Andy Davidson came along from Hampshire County Council to outline the growth of the pollinator promotion scheme, in which Buriton played a prominent role in a pilot scheme launched last year. Ten parishes have now got involved, but Andy has much bigger aspirations to transform practice among gardeners, councils and farmers in ways that will encourage the diversity of the pollinators we all rely on for food production.
Emily Roberts, based at the Queen Elisabeth Country Park is the County Council official charged with getting us all to plant trees in Hampshire’s Community Forest Project. She joined us to explain how grant funding could boost our capacity to establish new trees and contribute to the million plantings target.
There’s one headline you could write every year about the Buriton Village Show – and that is the formidable performance of Nicky Easton in the baking, flower and vegetable classes of the show.
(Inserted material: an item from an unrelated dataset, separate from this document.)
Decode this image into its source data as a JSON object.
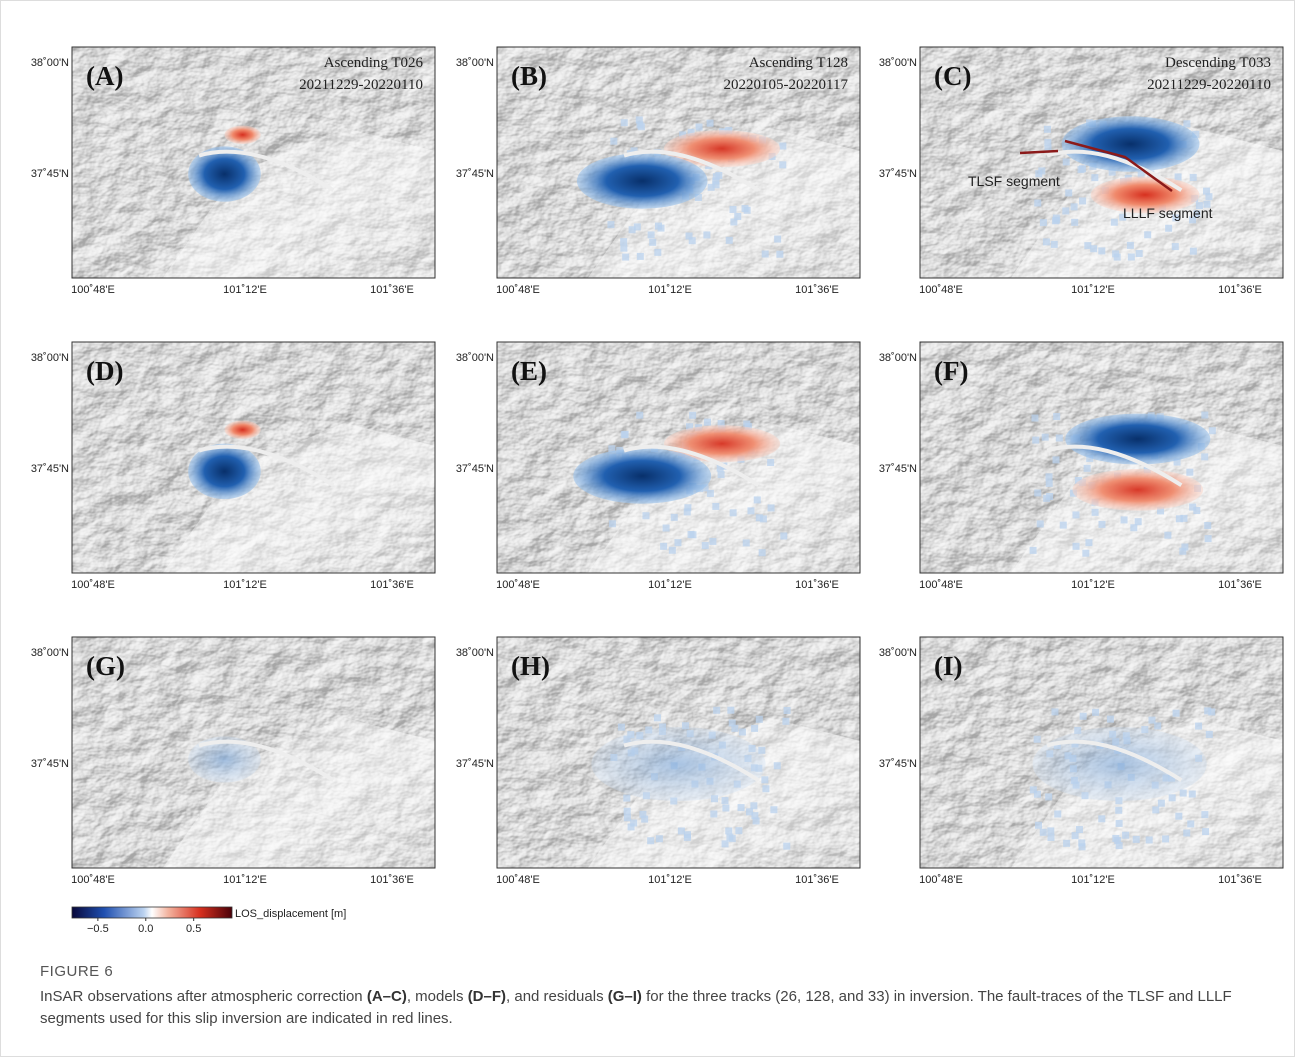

Despite difficult circumstances, Nicky surpassed herself this summer, scooping up the silverware; the Cecil Hutchins Challenge Bowl, the Over-60s Challenge Cup, the Nursted Perpetual Challenge Cup, the WI Jubilee Trophy and the Tom Munday Memorial Bowl. Now that’s a clean sweep!
Another reliable headline is usually about the atrocious weather. Normally we’re jinxed. But not this year. For once we were blessed with a warm, dry, bright day – just right. These are not conditions villagers with long memories will associate with the village show. To be savoured. It probably won’t happen again for years.
Thanks are due to the many people who contributed to this summer’s show – notably Patrick and Sarah Figgis, who invited us all freely into their Manor Barn. Bernie Saunders, Doug Jones and their team put in an enormous amount of effort to bring to life this year’s climate and environmental themes. Ditto Barbara Muir, Vanessa Dowse and their tea team. Most of all – thanks to Ian and Maggie Johnston for running yet another (their final) spectacular horticultural and craft show.We all love to grumble about the vagaries of the judging, but the undeniable fact is; Ian and Maggie’s efforts over some 20 years have made a critical difference in sustaining this cherished institution.
Most of the organising committee are resigning now, after many years supporting the village show. There are no plans to hold another show next year under present management. Those of us who are standing down will be happy to talk it through with tomorrow’s organisers, but will play no further active part.
It’s time for new, and hopefully younger, villagers to carry the event forward – perhaps to transform it so as to appeal to more modern interests. Over to you.
As has been said before, the village show is a bit of harmless fun for our community. That makes it sound inconsequential, but harmless fun should not be underrated!”